Marian Leven RSA (born 1944) is a Scottish artist known for her sculptures, land art and collage work and for painting in oils, acrylics, and watercolour.

== Biography ==
Leven was born in 1944 and is originally from Auchtermuchty in Fife, Scotland. She studied Textile arts at Gray's School of Art in Aberdeen, from 1962 to 1966 and now works in various art media including painting in watercolour, oils and acrylic, printmaking, sculpture, land art and collage. She has a family tradition of weaving. Leven's work often focusses on the Scottish landscape, weather and social history, although some pieces are abstract.

Leven has been Artist-in-residence at Sabhal Mòr Ostaig on Skye. Leven was a member of the Royal Scottish Watercolour Society and has also showed works at the Royal Scottish Academy, the Royal Glasgow Institute of the Fine Arts and with the Society of Aberdeen Artists.

Leven has created public art jointly with Will Maclean: the sculpture Waterlines at the University of Aberdeen and the land art and land raid work An Suileachan on the Isle of Lewis.

Leven was awarded the Noble Grossart prize in 1997. She and Maclean were awarded the Saltire Society's Award for Arts and Craft in Architecture in 2013 for An Suileachan.

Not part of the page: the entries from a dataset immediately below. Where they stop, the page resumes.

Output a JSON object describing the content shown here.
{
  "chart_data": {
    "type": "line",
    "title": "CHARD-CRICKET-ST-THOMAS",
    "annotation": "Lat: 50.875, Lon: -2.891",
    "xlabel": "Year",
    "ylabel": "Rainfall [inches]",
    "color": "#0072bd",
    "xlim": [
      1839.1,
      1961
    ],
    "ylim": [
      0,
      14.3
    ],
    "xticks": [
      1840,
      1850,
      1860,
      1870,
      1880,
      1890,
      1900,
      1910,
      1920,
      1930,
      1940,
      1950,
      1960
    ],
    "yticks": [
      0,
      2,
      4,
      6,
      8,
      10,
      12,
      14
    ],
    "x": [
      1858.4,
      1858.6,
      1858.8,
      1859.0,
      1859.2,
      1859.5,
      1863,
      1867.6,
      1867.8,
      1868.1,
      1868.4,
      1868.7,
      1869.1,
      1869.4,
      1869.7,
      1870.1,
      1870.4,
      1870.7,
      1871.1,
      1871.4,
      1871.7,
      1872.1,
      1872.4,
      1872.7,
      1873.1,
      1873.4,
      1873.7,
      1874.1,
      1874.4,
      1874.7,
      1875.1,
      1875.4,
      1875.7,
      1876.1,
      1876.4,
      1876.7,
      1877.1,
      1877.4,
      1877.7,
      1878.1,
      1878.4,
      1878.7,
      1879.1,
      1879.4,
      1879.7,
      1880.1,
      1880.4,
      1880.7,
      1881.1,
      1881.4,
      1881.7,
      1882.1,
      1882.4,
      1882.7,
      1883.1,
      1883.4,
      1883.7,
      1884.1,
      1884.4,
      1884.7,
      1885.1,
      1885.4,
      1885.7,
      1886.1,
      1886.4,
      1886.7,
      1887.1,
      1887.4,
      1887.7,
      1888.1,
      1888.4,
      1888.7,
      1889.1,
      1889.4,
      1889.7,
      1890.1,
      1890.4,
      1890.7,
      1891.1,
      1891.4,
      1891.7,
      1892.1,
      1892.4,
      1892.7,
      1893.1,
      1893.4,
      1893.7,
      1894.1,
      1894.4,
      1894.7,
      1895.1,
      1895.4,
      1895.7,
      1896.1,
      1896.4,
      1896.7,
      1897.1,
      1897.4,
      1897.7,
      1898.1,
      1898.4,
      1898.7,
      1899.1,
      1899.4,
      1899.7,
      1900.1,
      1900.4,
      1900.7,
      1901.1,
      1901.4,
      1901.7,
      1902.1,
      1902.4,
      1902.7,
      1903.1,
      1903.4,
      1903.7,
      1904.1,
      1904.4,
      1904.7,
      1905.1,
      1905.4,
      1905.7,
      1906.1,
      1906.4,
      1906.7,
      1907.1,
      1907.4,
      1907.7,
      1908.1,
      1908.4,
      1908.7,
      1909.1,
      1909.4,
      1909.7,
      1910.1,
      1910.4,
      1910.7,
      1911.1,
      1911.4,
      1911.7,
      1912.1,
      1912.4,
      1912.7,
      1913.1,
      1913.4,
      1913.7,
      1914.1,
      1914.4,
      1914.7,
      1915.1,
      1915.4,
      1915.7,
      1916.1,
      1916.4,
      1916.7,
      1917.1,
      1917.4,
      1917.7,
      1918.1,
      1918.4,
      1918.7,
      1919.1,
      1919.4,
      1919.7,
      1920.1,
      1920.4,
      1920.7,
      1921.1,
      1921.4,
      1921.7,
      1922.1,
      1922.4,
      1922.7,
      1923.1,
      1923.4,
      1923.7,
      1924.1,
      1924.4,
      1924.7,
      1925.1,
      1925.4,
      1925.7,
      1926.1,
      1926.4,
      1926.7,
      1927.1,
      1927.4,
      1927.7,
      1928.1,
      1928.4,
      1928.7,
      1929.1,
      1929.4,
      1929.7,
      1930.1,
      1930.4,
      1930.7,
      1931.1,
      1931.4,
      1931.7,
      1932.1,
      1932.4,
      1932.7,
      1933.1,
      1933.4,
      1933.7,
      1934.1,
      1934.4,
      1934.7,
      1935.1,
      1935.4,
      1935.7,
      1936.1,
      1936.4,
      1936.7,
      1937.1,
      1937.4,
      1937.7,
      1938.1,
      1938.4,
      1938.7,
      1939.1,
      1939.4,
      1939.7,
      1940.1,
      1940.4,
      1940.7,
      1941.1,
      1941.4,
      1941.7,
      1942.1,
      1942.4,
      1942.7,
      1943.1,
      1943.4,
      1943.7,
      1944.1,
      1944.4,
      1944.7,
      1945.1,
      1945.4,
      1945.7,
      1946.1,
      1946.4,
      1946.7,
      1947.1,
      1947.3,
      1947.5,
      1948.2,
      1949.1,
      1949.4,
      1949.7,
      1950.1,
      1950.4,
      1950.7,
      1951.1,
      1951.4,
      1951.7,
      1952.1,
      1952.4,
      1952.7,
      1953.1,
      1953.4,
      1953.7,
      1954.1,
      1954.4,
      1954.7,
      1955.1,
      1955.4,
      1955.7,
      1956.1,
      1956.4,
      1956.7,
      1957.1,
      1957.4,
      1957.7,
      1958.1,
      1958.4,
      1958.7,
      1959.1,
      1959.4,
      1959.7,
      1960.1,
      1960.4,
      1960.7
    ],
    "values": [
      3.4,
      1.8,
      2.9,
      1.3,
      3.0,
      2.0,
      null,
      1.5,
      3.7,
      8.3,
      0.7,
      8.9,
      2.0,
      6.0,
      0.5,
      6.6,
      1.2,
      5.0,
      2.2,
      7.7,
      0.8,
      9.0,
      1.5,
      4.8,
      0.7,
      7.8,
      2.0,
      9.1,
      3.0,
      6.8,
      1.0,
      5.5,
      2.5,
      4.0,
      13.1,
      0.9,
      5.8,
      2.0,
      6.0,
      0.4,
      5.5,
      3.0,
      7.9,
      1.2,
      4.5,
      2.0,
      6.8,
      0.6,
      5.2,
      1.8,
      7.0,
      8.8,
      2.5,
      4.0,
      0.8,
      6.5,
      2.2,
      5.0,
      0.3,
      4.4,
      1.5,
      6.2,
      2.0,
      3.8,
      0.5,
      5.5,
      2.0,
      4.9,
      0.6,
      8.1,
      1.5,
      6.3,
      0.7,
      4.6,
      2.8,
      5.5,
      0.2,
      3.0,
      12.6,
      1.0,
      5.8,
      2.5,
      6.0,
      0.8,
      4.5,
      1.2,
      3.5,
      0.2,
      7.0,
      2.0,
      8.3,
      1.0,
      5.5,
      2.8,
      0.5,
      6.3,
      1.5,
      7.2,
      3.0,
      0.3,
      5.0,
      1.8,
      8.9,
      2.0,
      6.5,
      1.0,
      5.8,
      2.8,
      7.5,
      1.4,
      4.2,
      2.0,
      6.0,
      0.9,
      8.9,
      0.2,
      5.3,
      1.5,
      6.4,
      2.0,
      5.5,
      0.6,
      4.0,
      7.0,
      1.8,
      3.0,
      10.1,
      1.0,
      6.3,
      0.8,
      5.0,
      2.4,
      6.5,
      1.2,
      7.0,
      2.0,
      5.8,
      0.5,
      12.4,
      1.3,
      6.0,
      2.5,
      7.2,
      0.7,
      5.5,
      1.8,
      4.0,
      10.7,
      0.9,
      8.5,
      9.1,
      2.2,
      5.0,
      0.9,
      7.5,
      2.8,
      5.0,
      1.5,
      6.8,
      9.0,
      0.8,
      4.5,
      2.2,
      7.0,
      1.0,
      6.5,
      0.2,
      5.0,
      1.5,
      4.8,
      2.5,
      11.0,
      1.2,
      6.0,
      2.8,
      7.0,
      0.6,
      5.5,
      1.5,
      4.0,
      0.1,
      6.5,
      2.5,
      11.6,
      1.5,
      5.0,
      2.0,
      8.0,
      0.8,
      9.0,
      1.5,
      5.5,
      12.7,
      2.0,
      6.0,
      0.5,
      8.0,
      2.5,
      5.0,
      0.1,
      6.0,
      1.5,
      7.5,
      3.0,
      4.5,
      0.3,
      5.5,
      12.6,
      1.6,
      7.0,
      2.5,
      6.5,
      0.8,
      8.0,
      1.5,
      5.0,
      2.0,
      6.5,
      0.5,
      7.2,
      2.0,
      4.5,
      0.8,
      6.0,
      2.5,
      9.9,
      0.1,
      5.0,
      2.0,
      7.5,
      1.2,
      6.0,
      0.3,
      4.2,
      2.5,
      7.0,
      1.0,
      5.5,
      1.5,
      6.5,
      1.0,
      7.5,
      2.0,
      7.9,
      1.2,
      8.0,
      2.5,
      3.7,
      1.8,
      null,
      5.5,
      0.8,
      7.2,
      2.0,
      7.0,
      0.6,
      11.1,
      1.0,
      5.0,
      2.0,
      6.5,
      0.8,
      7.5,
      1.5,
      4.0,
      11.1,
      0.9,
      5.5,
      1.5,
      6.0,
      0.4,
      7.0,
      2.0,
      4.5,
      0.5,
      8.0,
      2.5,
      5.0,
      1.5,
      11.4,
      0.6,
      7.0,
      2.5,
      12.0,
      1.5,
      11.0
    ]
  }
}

She has work in the collection of the Verdant Works. She also exhibited in the 2002 exhibition Beyond Conflict.

Leven convened the RSA Annual Exhibition in 2017. She has also worked as an art teacher and lecturer.

Leven is married to Will Maclean. They have three children: the film director John Maclean, the musician David Maclean of Django Django, and a daughter, Miriam, who has Down's Syndrome. Leven lives in Tayport in Fife.